Mesaj Sayısı: 29.261



Site
« : 19 Nisan 2010, 12:01:38 »



BAZI SORULAR VE CEVAPLAR





Leknevî, mevzuun açıklık kazanması için hatıra gelebilecek bazı soruları cevaplamaya da ehemmiyet vermiştir. Bazılarını özetleyerek kaydetmede fayda umarız:

SORU: Diğer tabakalarda (veya arzlarda) var olduğu kabul edilen peygamberler hangi yönden bizdeki peygamberlere benzerler?

CEVAP: İlk peygamber öncelikle ve ilk´lik yönüyle Hz. Âdem´e sonuncusu da sonuncu olmak yönüyle Hz. Muhammed (aleyhissalâtu vesselâm)´e benzemiştir.

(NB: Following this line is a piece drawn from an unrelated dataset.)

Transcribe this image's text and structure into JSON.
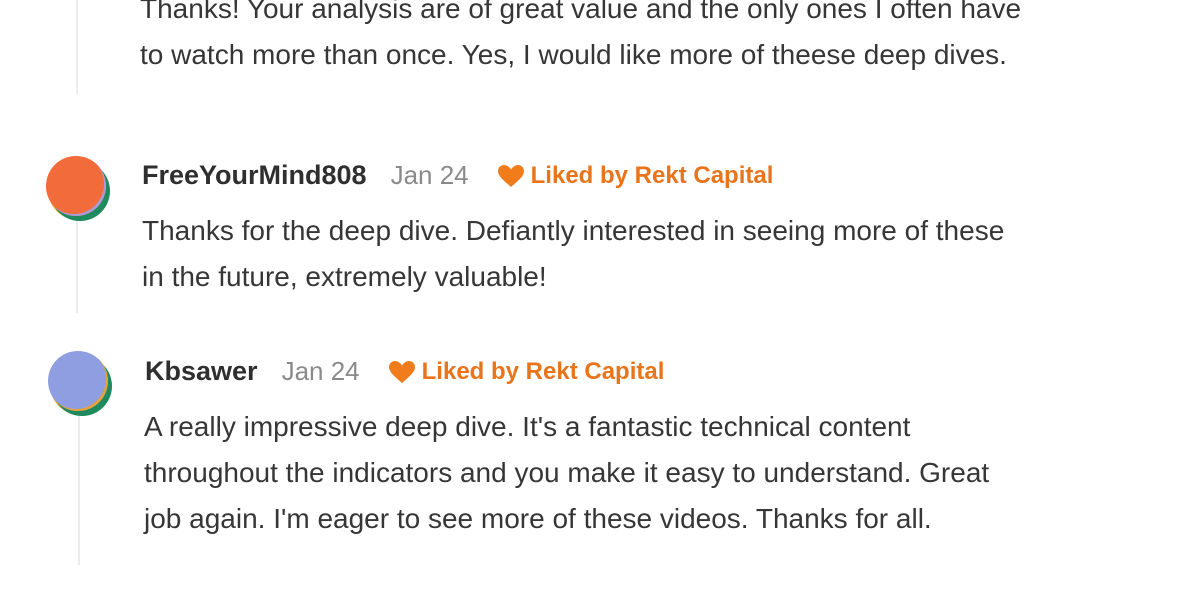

SORU: Hadise göre, peygamberimiz Hz. Muhammed (aleyhissalâtu vesselâm)´in emsali olan başka peygamberlerin varlığını da kabul etmek gerekmektedir. Halbuki, Ehl-i Sünnet inancına göre, Resûlulluh (aleyhissalâtu vesselâm)´ın zâtına has sıfatlarla bir başkasının tavsifi kesinlikle mümkün değildir.

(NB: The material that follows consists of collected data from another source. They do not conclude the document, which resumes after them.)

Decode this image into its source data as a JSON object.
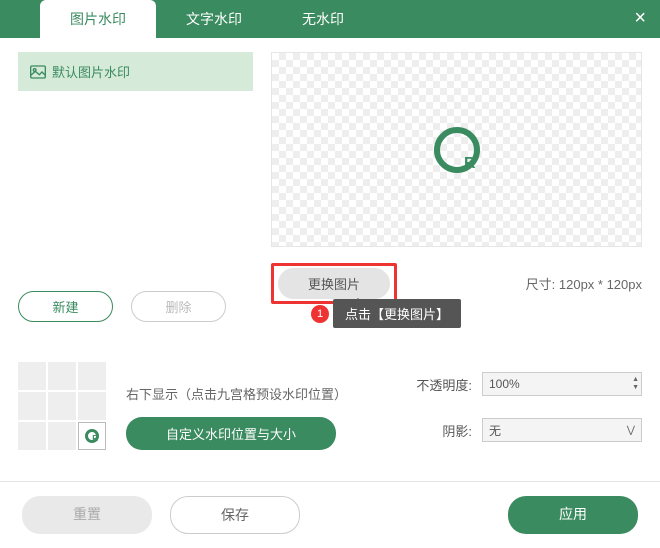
{
  "tabs": {
    "image": "图片水印",
    "text": "文字水印",
    "none": "无水印"
  },
  "list": {
    "default_item": "默认图片水印"
  },
  "buttons": {
    "new": "新建",
    "delete": "删除",
    "change_image": "更换图片",
    "custom_pos": "自定义水印位置与大小",
    "reset": "重置",
    "save": "保存",
    "apply": "应用"
  },
  "labels": {
    "size_prefix": "尺寸:",
    "size_value": "120px * 120px",
    "grid_hint": "右下显示（点击九宫格预设水印位置）",
    "opacity": "不透明度:",
    "shadow": "阴影:"
  },
  "values": {
    "opacity": "100%",
    "shadow": "无"
  },
  "tooltip": {
    "num": "1",
    "text": "点击【更换图片】"
  }
}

CEVAP: Hayır, hadis, Hz. Peygamberimiz (aleyhissalâtu vesselâm)´in tam emsali olan başka peygamberlerin varlığını kabul etmeyi gerektirmez. Zîra, benzetme, öbür peygamberlerin bütün sıfatlarda peygamberlerimize benzediğini söylemiyor. Benzetme sâdece "sonluk" sıfatında yapılmıştır, bütün kemal sıfatlarında değil. Nitekim, teşbih (benzetme) kaidesine göre, iki şey birbirine teşbih edilince, bu iki şey her hususta birbirine benzer mânasına gelmez... sıfatlardan bir-iki tanesinde benzerlik olsa teşbih tahakkuk eder.

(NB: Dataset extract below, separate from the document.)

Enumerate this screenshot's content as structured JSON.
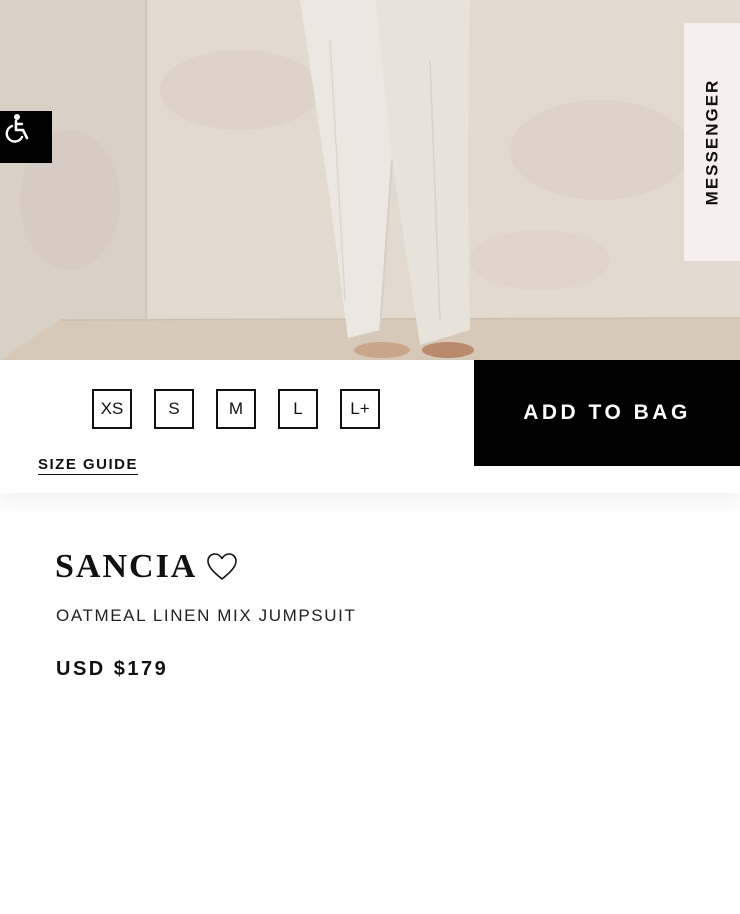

SORU: Bu hadis, peygamberimiz Hz. Muhammed (aleyhissalâtu vesselâm)´in mutlak mânada son peygamber olmamasını gerektiriyor. Halbuki, Kur´ân-ı Kerim, O´nu hâtemu´nnebiyyin (peygamberlerin mührü, sonuncusu) ilan ediyor, yâni âyete göre mutlak mânada sondur, sonuncudur. Nübüvvet binası böylece Hz. Peygamber (aleyhissalâtu vesselâm)´le tamamlanmış olmaktadır. Hadise göre, Hz. Peygamber (aleyhissalâtu vesselâm)´in benzeri olan diğer "son"larla sonuncu olanlar çoğalmış olmuyor mu, Resûlullah (aleyhissalâtu vesselâm)´ın mutlak sonluğu haleldar olmuyor mu?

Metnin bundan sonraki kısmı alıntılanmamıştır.